Indivíduos que já se encontram com cirroses no fígado apresentam baixos níveis de plaquetas (plaquetopenia) e deficiência na coagulação do sangue, aumentando o risco de hemorragias após um procedimento cirúrgico, inclusive no consultório dentário.
Este trabalho desenvolvido no Ambulatório de Odontologia do Hemocentro e Disciplina de gastroenterologia da UNICAMP (Campinas - SP) objetivou avaliar a segurança da realização ambulatorial (consultório do dentista) ao se realizar uma simples extração de um dente em um paciente com cirroses hepática.
Não estaremos detalhando o método de controle que foi utilizado já que o mesmo seria difícil de compreender pelos portadores de hepatite que recebem estas notícias, assim, passaremos aos resultados do estudo.

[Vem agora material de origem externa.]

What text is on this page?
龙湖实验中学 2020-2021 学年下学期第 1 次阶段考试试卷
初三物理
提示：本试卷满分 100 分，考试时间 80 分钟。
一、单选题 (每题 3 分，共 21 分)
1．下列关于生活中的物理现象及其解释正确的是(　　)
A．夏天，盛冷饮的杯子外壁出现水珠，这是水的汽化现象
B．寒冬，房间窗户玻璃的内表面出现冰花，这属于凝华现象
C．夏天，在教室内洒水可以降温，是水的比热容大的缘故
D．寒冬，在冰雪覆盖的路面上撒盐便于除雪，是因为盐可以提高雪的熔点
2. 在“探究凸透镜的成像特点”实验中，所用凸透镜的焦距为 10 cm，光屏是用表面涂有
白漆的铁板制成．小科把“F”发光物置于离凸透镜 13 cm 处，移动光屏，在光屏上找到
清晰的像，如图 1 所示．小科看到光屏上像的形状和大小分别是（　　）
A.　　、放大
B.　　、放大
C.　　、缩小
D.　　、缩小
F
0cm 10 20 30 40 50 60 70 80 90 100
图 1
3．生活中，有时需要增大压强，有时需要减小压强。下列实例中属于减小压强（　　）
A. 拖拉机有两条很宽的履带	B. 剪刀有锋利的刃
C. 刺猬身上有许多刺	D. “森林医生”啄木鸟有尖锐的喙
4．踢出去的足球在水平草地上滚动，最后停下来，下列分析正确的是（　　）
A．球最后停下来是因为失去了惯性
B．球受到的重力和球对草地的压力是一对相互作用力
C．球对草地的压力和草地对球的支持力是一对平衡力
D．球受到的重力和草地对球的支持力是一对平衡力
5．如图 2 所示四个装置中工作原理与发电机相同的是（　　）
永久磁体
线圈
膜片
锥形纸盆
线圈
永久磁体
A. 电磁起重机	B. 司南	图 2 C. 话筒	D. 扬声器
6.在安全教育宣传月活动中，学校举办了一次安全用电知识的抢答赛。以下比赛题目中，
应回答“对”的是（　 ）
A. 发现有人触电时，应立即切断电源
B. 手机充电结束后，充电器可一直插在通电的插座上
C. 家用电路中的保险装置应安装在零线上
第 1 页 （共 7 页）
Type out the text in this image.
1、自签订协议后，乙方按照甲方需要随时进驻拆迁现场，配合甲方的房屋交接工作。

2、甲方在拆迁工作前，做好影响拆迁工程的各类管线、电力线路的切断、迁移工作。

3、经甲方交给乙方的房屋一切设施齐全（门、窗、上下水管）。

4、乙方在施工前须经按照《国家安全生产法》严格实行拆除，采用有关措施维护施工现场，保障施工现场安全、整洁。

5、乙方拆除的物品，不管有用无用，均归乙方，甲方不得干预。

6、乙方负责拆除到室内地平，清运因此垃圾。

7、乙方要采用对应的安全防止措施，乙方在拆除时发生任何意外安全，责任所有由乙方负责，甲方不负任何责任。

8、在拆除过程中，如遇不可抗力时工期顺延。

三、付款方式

O estudo incluiu a observação de 79 procedimentos de extração dentaria em 23 pacientes cirróticos. Em onze procedimentos (13,9%) aconteceram sangramentos durante o período de observação e foram controlados com medidas locais aplicadas no próprio consultório.
Concluem os autores que a extração dentária em pacientes cirróticos pode ser realizada em ambiente ambulatorial (consultório) desde que o paciente possa ser mantido em observação após o procedimento. Quando ocorrem, os sangramentos são no pós-operatório imediato e podem ser controlados com medidas locais de hemóstasia, sem necessidade de transfusão de sangue.
MEU COMENTÁRIO:
O resultado deste estudo mostra que o paciente com doenças no fígado em estado avançado pode perfeitamente ser tratado pelos dentistas no seu consultório, mas isto não deve servir para não se realizar a completa ficha com a história clínica do paciente, contendo suas doenças, alergias a medicamentos e problemas existentes e, em caso de duvida solicitar exames prévios para tomar as devidas providencias que assegurem o não acontecimento de eventos desagradáveis.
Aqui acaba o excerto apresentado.